Tagging conference content in well-structured and thoroughly QC’d BITS XML and combining it with JATS-tagged journal content within the single MarkLogic database improved conference papers discoverability and afforded us an opportunity to conduct business intelligence analysis across the entire corpus of published research, thereby benefitting the OSA’s mission to share knowledge in the science of Optics and Photonics.

Acknowledgment

The authors would like to thank M. Scott Dineen for his valuable critique and suggestions.

Appendix A.  

At the time when we started the first conversion project, our stakeholders made important business decisions that would affect how we would build our platform to accommodate the conference papers and how we would need to model the XML. We decided to not present conference papers in the same fashion as journals; i.e., there would not be a table of contents and page numbers as they are represented in the published book. The goal was to represent the actual conference and not just the publication as a result of the conference. The Relational Database connects all instances of the same conference by tying them together and holds information about the co-located conferences and their joint sessions. For example, if the name of a conference changes, we need a new acronym to assign to the new conference name. To tie all of the related conferences together, we use a base acronym: the base acronym is typically the original acronym associated with the conference that has been in use for years and is already well-known within the community. This is the type of information we store in the Relational Database instead of curating that content in the XML.

Figure 12 and Figure 13 illustrate how conferences are represented in OSA Publishing. Figure 13 shows that conferences CLEO:QELS, CLEO:AT&T, and CLEO:S&I are co-located. As Figure 14 illustrates, there can be as many as 10 different conferences occurring at the same time, with the papers published together in the same publication.

Figure 12: Arrangement by conference

Figure 13: Arrangement by year

Figure 14: Co-located conferences



[1] Conference publications hereinafter denote both Technical Digests and Proceedings.
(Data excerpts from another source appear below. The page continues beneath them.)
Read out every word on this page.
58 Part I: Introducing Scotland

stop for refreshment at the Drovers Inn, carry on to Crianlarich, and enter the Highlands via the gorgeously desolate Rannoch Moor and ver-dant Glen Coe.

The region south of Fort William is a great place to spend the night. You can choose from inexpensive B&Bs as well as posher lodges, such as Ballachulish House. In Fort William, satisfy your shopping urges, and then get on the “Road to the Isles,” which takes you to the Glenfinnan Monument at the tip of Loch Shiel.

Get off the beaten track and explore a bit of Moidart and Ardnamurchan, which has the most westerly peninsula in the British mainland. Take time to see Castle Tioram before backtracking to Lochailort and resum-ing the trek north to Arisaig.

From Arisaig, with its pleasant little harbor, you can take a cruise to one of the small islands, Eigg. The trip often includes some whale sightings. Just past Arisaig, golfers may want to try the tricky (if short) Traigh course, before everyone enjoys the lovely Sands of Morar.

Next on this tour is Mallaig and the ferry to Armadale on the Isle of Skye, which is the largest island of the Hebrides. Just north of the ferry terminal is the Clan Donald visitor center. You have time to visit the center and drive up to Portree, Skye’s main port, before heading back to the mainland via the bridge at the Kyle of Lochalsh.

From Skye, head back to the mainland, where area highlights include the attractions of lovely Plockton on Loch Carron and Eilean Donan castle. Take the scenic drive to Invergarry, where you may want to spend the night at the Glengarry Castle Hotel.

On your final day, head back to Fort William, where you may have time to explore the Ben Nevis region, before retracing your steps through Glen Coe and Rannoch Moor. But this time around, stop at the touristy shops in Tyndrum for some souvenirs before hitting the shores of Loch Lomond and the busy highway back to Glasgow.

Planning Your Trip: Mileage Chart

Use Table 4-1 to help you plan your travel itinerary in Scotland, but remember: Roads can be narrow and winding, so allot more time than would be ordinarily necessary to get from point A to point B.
[2] Co-located conferences are referred in OSA as a meeting congress. In this paper, we avoid this term and use co-located conferences for clarity.

Alexander B. Schwarzman

The Optical Society

Alexander (Sasha) Schwarzman has twenty years of experience in markup technologies, beginning with SGML, and later with XML, XPath, Schematron, and native XML databases. As Content Technology Architect at The Optical Society (OSA), he is involved in quality control and semantic of published and converted content, as well as effective management of XML-centric workflows. Prior to joining OSA, Sasha worked as Information Systems Analyst at the American Geophysical Union (AGU) and served as a co-chair of the NISO/NFAIS Working Group on Supplemental Materials to Journal Article. He holds an equivalent of Master of Science degree in Mechanical Engineering from the Saint Petersburg State Polytechnic University, Russia, and a Master of Library Science degree from the University of Maryland, College Park, USA.

Jennifer Mayfield

The Optical Society

Jennifer Mayfield is the Deputy Senior Director of Electronic Publishing at The Optical Society. She has worked in electronic publishing for over twenty years, previously as the Managing Editor for Optics Express, the first electronic journal in the physical sciences and now the 12th largest journal in the world. Currently she manages OSA Publishing, the society’s digital library platform. She holds a Master of Arts degree in English concentrating in Linguistics from George Mason University.